The Chronicle

Carson Cooman is a talented New Yorker who, despite being only 32, has composed hundreds of works in many forms, from solo instrumental pieces to operas, and from orchestral works to hymn tunes.

His work has been performed in venues from Carnegie Hall to the basket of a hot air balloon. If you’ve not heard of him and you like modern orchestral music, you should hunt this down. (Now Congleton’s A&A Music has moved into new premises opposite the town hall, you should try them first).

On the evidence of this, Cooman has the knack of writing “classical” music that has popular appeal, and the work on here ranges from highbrow to very accessible “pop” classical. At one point, we thought he was drifting into Simon Bates’s Our Tune theme. It’s an enjoyable album, and we’ve had it on repeat all week. The sound is never less than approachable and wanders between the very English (Vaughan Williams) and the American (Copland).

The opener is the title track, in five movements, featuring mezzo-soprano Leah Crane and a string quintet, using text by Mary Hunter Austin, a nature writer on the subject of the American Southwest. Despite her studying American Indian culture in the Mojave Desert, this could also be England on a sunny day. The Eagle’s Song is perhaps the standout of this composition.

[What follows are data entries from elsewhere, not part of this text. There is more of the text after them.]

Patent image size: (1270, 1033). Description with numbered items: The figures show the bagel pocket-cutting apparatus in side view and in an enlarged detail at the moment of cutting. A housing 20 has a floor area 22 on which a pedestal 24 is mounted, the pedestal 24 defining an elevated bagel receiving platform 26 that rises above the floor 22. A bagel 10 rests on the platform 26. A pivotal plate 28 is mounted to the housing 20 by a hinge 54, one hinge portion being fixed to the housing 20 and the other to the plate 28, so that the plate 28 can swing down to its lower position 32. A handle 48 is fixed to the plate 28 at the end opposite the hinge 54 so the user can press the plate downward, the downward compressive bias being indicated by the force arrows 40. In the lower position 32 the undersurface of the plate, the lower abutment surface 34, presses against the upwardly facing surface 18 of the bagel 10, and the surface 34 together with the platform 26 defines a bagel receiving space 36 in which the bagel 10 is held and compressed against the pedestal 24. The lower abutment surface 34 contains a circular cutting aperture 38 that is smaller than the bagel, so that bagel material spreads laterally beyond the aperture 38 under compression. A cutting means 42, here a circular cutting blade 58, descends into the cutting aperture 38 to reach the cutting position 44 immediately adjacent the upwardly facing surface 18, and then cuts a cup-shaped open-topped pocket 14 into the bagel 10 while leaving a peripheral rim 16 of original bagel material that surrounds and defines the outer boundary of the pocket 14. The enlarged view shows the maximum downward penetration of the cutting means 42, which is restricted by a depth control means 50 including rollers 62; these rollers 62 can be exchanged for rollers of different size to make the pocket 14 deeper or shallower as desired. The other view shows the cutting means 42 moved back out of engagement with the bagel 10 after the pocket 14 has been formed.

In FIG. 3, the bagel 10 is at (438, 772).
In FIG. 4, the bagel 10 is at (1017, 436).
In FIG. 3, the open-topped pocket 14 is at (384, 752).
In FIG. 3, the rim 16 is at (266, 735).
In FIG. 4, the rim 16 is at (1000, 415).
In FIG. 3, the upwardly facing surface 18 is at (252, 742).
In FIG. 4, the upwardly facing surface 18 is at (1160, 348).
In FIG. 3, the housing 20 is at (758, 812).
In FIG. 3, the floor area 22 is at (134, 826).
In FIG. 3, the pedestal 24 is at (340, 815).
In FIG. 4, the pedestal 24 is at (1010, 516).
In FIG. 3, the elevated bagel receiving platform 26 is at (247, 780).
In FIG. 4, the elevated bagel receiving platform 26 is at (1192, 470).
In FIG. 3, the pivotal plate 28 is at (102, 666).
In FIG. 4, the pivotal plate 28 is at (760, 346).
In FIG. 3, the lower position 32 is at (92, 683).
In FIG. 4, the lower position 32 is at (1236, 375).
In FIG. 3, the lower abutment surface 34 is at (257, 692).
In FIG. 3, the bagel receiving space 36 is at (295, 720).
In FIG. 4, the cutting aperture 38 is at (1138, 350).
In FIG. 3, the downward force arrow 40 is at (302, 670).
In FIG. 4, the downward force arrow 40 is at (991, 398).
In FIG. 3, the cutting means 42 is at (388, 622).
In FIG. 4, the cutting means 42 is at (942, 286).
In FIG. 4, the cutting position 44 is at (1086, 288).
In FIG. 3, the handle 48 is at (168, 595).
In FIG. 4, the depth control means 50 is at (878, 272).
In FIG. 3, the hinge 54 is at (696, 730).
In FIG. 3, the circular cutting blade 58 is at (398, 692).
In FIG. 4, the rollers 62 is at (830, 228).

The next five tracks are Sinfonia Concertante, for solo violin and string orchestra. This has a timeless quality thanks to drawing on medieval and Renaissance music.

Symphony Of Light (2003) is in three movements, each inspired by different images and visions connected to light: Winter Brightnesses is the coming dawn on a calm winter day, Eternity Canticle: First Light , is inspired by a passage from the Bible, (“He hath made everything beautiful in its time”) while Dawning is inspired by a summer morning.

The album closes with Folk Fantasies , which takes in Scotland, Nigeria and America.

A fresh, invigorating album, with a crisp, modern sound. It’s not the countryside of a calming summer walk, but rather one on a blustery day, when you’re not quite sure what the weather is going to do.